Identification of a Novel PPAR Signature for Predicting Prognosis, Immune Microenvironment, and Chemotherapy Response in Bladder Cancer.

Abstract

Background: Mounting evidence has confirmed that peroxisome proliferator-activated receptors (PPARs) played a crucial role in the development and progression of bladder cancer (BLCA). The purpose of this study is to comprehensively investigate the function and prognostic value of PPAR-targeted genes in BLCA.

Methods: The RNA sequencing data and clinical information of BLCA patients were acquired from The Cancer Genome Atlas (TCGA). The differentially expressed PPAR-targeted genes were investigated. Cox analysis and least absolute shrinkage and selection operator (LASSO) analysis were performed for screening prognostic PPAR-targeted genes and constructing the prognostic PPAR signature and then validated by GSE13507 cohort and GSE32894 cohort. A nomogram was constructed to predict the outcomes of BLCA patients in combination with PPAR signature and clinical factors. Gene set enrichment analysis (GSEA) and immune cell infiltration were implemented to explore the molecular characteristics of the signature. The Genomics of Drug Sensitivity in Cancer (GDSC) database was used to predict the chemotherapy responses of the prognostic signature. The candidate small molecule drugs targeting PPAR-targeted genes were screened by the CMAP database.
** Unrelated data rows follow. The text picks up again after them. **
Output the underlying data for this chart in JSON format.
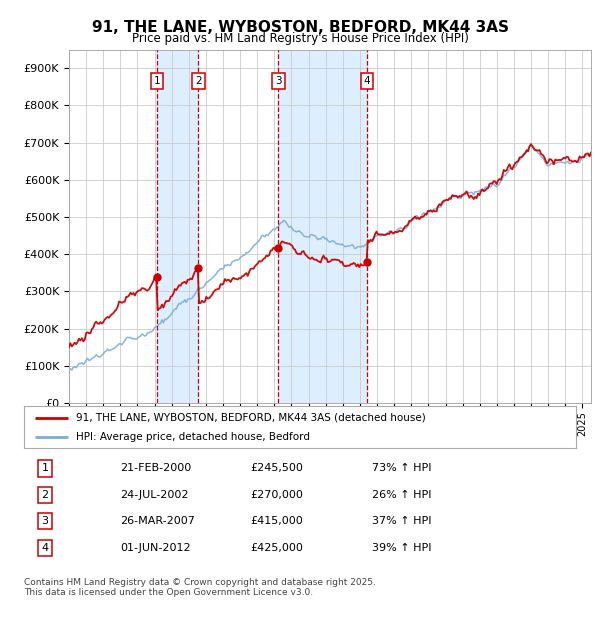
{
  "title": "91, THE LANE, WYBOSTON, BEDFORD, MK44 3AS",
  "subtitle": "Price paid vs. HM Land Registry's House Price Index (HPI)",
  "legend_house": "91, THE LANE, WYBOSTON, BEDFORD, MK44 3AS (detached house)",
  "legend_hpi": "HPI: Average price, detached house, Bedford",
  "house_color": "#cc0000",
  "hpi_color": "#7aaddb",
  "transaction_color": "#cc0000",
  "vline_color": "#cc0000",
  "vshade_color": "#ddeeff",
  "xlim_start": 1995.0,
  "xlim_end": 2025.5,
  "ylim_min": 0,
  "ylim_max": 950000,
  "transactions": [
    {
      "num": 1,
      "date_year": 2000.13,
      "price": 245500,
      "label": "21-FEB-2000",
      "amount": "£245,500",
      "pct": "73% ↑ HPI"
    },
    {
      "num": 2,
      "date_year": 2002.56,
      "price": 270000,
      "label": "24-JUL-2002",
      "amount": "£270,000",
      "pct": "26% ↑ HPI"
    },
    {
      "num": 3,
      "date_year": 2007.23,
      "price": 415000,
      "label": "26-MAR-2007",
      "amount": "£415,000",
      "pct": "37% ↑ HPI"
    },
    {
      "num": 4,
      "date_year": 2012.42,
      "price": 425000,
      "label": "01-JUN-2012",
      "amount": "£425,000",
      "pct": "39% ↑ HPI"
    }
  ],
  "footnote": "Contains HM Land Registry data © Crown copyright and database right 2025.\nThis data is licensed under the Open Government Licence v3.0.",
  "background_color": "#ffffff",
  "grid_color": "#cccccc",
  "dot_color": "#cc0000"
}
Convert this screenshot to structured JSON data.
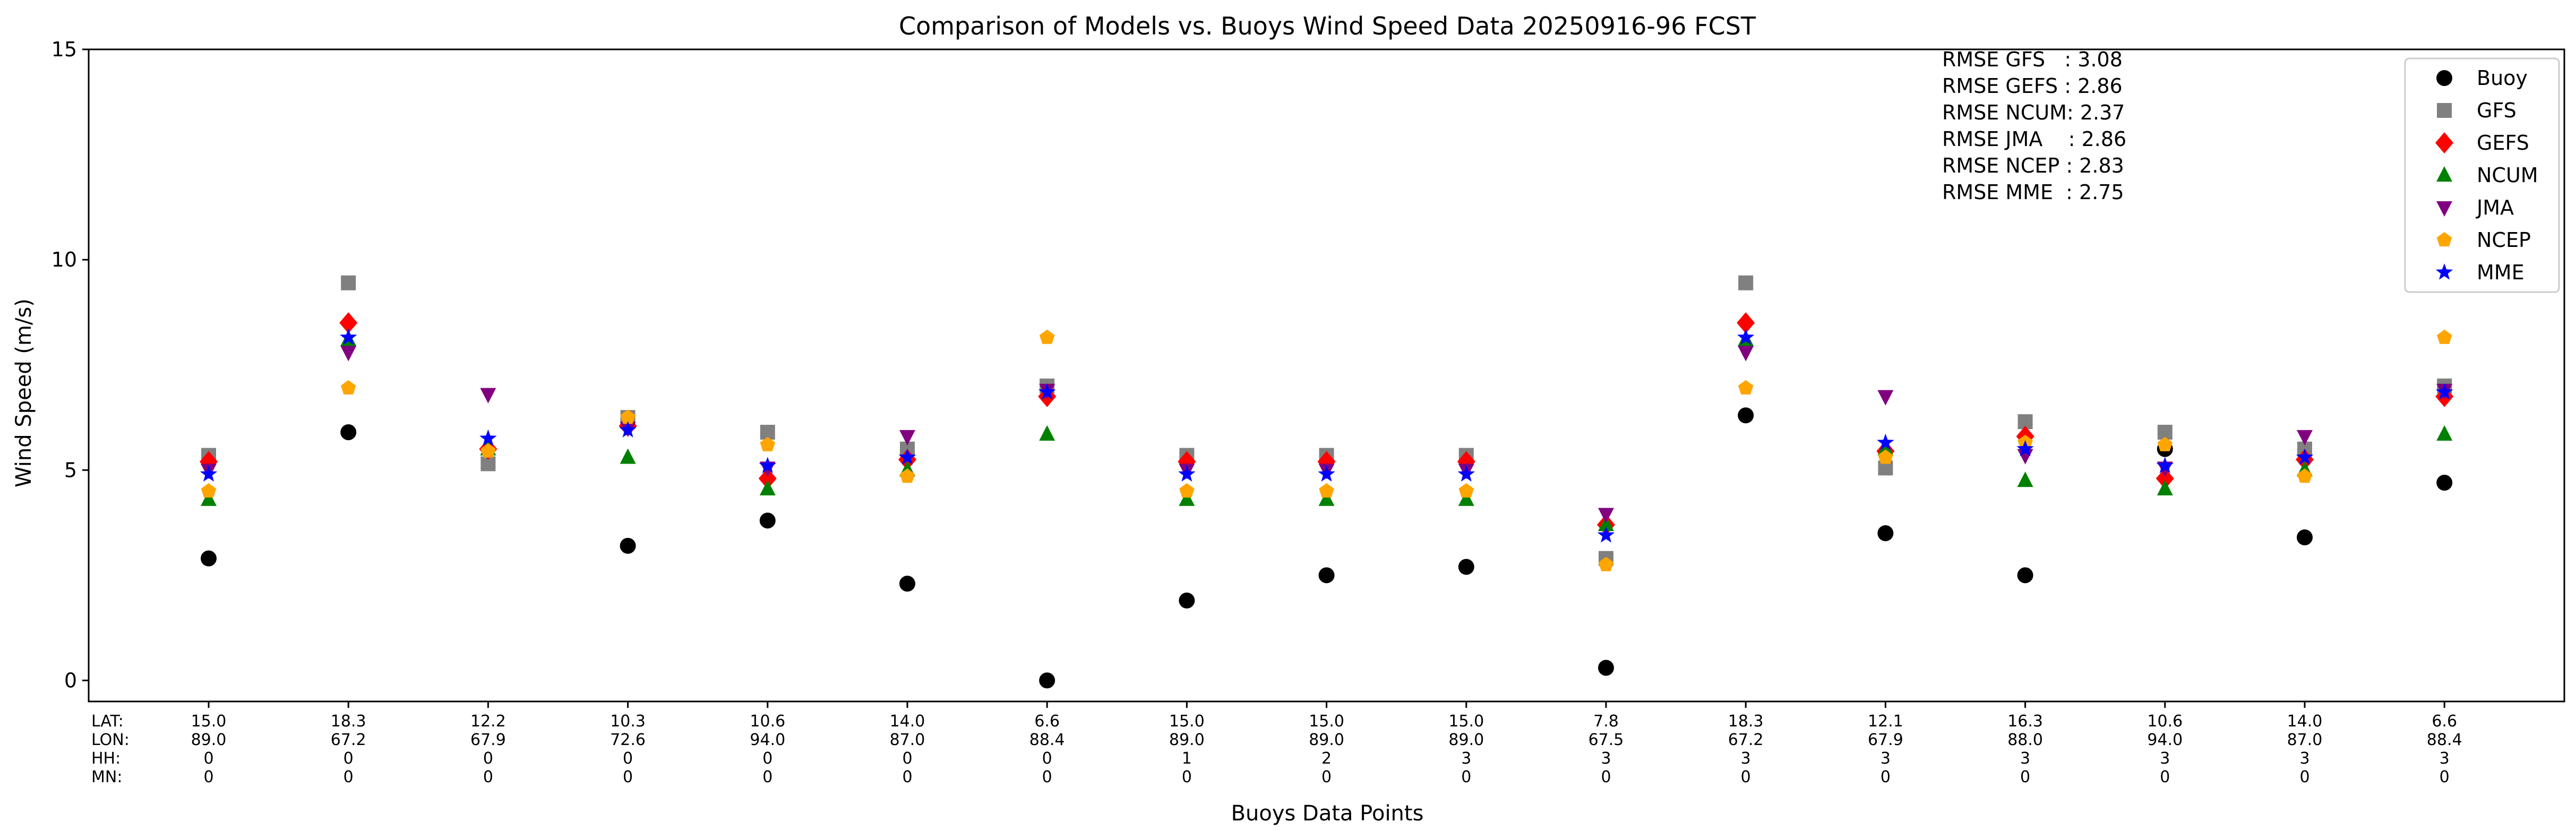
{
  "chart_data": {
    "type": "scatter",
    "title": "Comparison of Models vs. Buoys Wind Speed Data 20250916-96 FCST",
    "xlabel": "Buoys Data Points",
    "ylabel": "Wind Speed (m/s)",
    "ylim": [
      -0.5,
      15
    ],
    "yticks": [
      0,
      5,
      10,
      15
    ],
    "grid": false,
    "legend_position": "top-right",
    "info_row_labels": [
      "LAT:",
      "LON:",
      "HH:",
      "MN:"
    ],
    "points": [
      {
        "lat": "15.0",
        "lon": "89.0",
        "hh": "0",
        "mn": "0"
      },
      {
        "lat": "18.3",
        "lon": "67.2",
        "hh": "0",
        "mn": "0"
      },
      {
        "lat": "12.2",
        "lon": "67.9",
        "hh": "0",
        "mn": "0"
      },
      {
        "lat": "10.3",
        "lon": "72.6",
        "hh": "0",
        "mn": "0"
      },
      {
        "lat": "10.6",
        "lon": "94.0",
        "hh": "0",
        "mn": "0"
      },
      {
        "lat": "14.0",
        "lon": "87.0",
        "hh": "0",
        "mn": "0"
      },
      {
        "lat": "6.6",
        "lon": "88.4",
        "hh": "0",
        "mn": "0"
      },
      {
        "lat": "15.0",
        "lon": "89.0",
        "hh": "1",
        "mn": "0"
      },
      {
        "lat": "15.0",
        "lon": "89.0",
        "hh": "2",
        "mn": "0"
      },
      {
        "lat": "15.0",
        "lon": "89.0",
        "hh": "3",
        "mn": "0"
      },
      {
        "lat": "7.8",
        "lon": "67.5",
        "hh": "3",
        "mn": "0"
      },
      {
        "lat": "18.3",
        "lon": "67.2",
        "hh": "3",
        "mn": "0"
      },
      {
        "lat": "12.1",
        "lon": "67.9",
        "hh": "3",
        "mn": "0"
      },
      {
        "lat": "16.3",
        "lon": "88.0",
        "hh": "3",
        "mn": "0"
      },
      {
        "lat": "10.6",
        "lon": "94.0",
        "hh": "3",
        "mn": "0"
      },
      {
        "lat": "14.0",
        "lon": "87.0",
        "hh": "3",
        "mn": "0"
      },
      {
        "lat": "6.6",
        "lon": "88.4",
        "hh": "3",
        "mn": "0"
      }
    ],
    "series": [
      {
        "name": "Buoy",
        "marker": "circle",
        "color": "#000000",
        "values": [
          2.9,
          5.9,
          null,
          3.2,
          3.8,
          2.3,
          0.0,
          1.9,
          2.5,
          2.7,
          0.3,
          6.3,
          3.5,
          2.5,
          5.5,
          3.4,
          4.7
        ]
      },
      {
        "name": "GFS",
        "marker": "square",
        "color": "#808080",
        "values": [
          5.35,
          9.45,
          5.15,
          6.25,
          5.9,
          5.5,
          7.0,
          5.35,
          5.35,
          5.35,
          2.9,
          9.45,
          5.05,
          6.15,
          5.9,
          5.5,
          7.0
        ]
      },
      {
        "name": "GEFS",
        "marker": "diamond",
        "color": "#ff0000",
        "values": [
          5.2,
          8.5,
          5.5,
          6.05,
          4.8,
          5.25,
          6.75,
          5.2,
          5.2,
          5.2,
          3.7,
          8.5,
          5.45,
          5.8,
          4.8,
          5.25,
          6.75
        ]
      },
      {
        "name": "NCUM",
        "marker": "triangle-up",
        "color": "#008000",
        "values": [
          4.3,
          8.1,
          5.5,
          5.3,
          4.55,
          5.0,
          5.85,
          4.3,
          4.3,
          4.3,
          3.7,
          8.1,
          5.5,
          4.75,
          4.55,
          5.0,
          5.85
        ]
      },
      {
        "name": "JMA",
        "marker": "triangle-down",
        "color": "#800080",
        "values": [
          5.0,
          7.8,
          6.8,
          6.0,
          5.05,
          5.8,
          6.9,
          5.0,
          5.0,
          5.0,
          3.95,
          7.8,
          6.75,
          5.35,
          5.05,
          5.8,
          6.9
        ]
      },
      {
        "name": "NCEP",
        "marker": "pentagon",
        "color": "#ffa500",
        "values": [
          4.5,
          6.95,
          5.45,
          6.25,
          5.6,
          4.85,
          8.15,
          4.5,
          4.5,
          4.5,
          2.75,
          6.95,
          5.3,
          5.65,
          5.6,
          4.85,
          8.15
        ]
      },
      {
        "name": "MME",
        "marker": "star",
        "color": "#0000ff",
        "values": [
          4.9,
          8.15,
          5.75,
          5.95,
          5.1,
          5.3,
          6.85,
          4.9,
          4.9,
          4.9,
          3.45,
          8.15,
          5.65,
          5.5,
          5.1,
          5.3,
          6.85
        ]
      }
    ],
    "rmse_lines": [
      "RMSE GFS   : 3.08",
      "RMSE GEFS : 2.86",
      "RMSE NCUM: 2.37",
      "RMSE JMA    : 2.86",
      "RMSE NCEP : 2.83",
      "RMSE MME  : 2.75"
    ]
  }
}
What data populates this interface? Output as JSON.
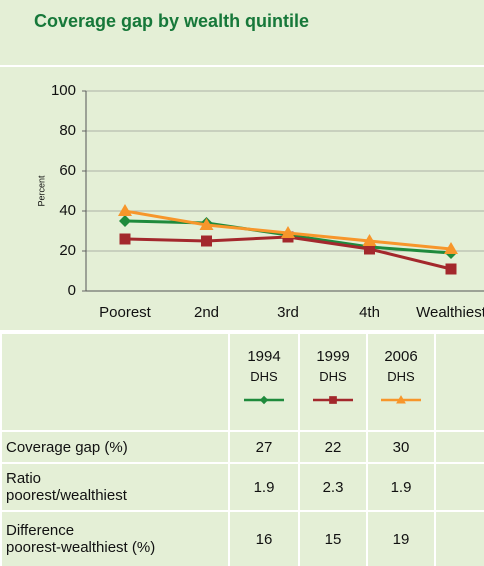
{
  "chart_data": {
    "type": "line",
    "title": "Coverage gap by wealth quintile",
    "ylabel": "Percent",
    "categories": [
      "Poorest",
      "2nd",
      "3rd",
      "4th",
      "Wealthiest"
    ],
    "series": [
      {
        "name": "1994",
        "subtitle": "DHS",
        "color": "#1f8a3c",
        "marker": "diamond",
        "values": [
          35,
          34,
          28,
          22,
          19
        ]
      },
      {
        "name": "1999",
        "subtitle": "DHS",
        "color": "#a3282c",
        "marker": "square",
        "values": [
          26,
          25,
          27,
          21,
          11
        ]
      },
      {
        "name": "2006",
        "subtitle": "DHS",
        "color": "#f7962b",
        "marker": "triangle",
        "values": [
          40,
          33,
          29,
          25,
          21
        ]
      }
    ],
    "ylim": [
      0,
      100
    ],
    "yticks": [
      0,
      20,
      40,
      60,
      80,
      100
    ],
    "grid": true
  },
  "table": {
    "rows": [
      {
        "label": "Coverage gap (%)",
        "values": [
          27,
          22,
          30
        ]
      },
      {
        "label": "Ratio\npoorest/wealthiest",
        "values": [
          1.9,
          2.3,
          1.9
        ]
      },
      {
        "label": "Difference\npoorest-wealthiest (%)",
        "values": [
          16,
          15,
          19
        ]
      }
    ]
  }
}
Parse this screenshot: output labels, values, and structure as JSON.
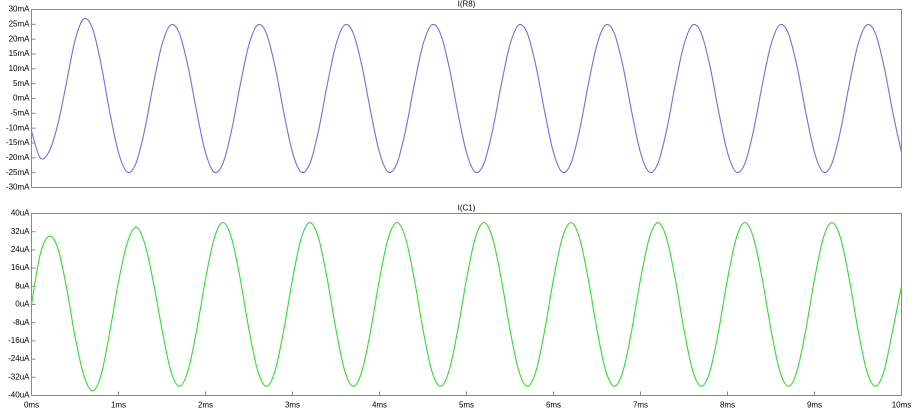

Results: We constructed and validated the prognostic signature comprising of 4 PPAR-targeted genes (CPT1B, CALR, AHNAK, and FADS2), which was an independent prognostic biomarker in BLCA patients. A nomogram based on the signature and clinical factors was established in the TCGA set, and the calibration plots displayed the excellent predictive capacity. GSEA analysis indicated that PPAR signature was implicated in multiple oncogenic signaling pathways and correlated with tumor immune cell infiltration. Patients in the high-risk groups showed greater sensitivity to chemotherapy than those in the low-risk groups. Moreover, 11 candidate small molecule drugs were identified for the treatment of BLCA.

Conclusion: We constructed and validated a novel PPAR signature, which showed the excellent performance in predicting prognosis and chemotherapy sensitivity of BLCA patients.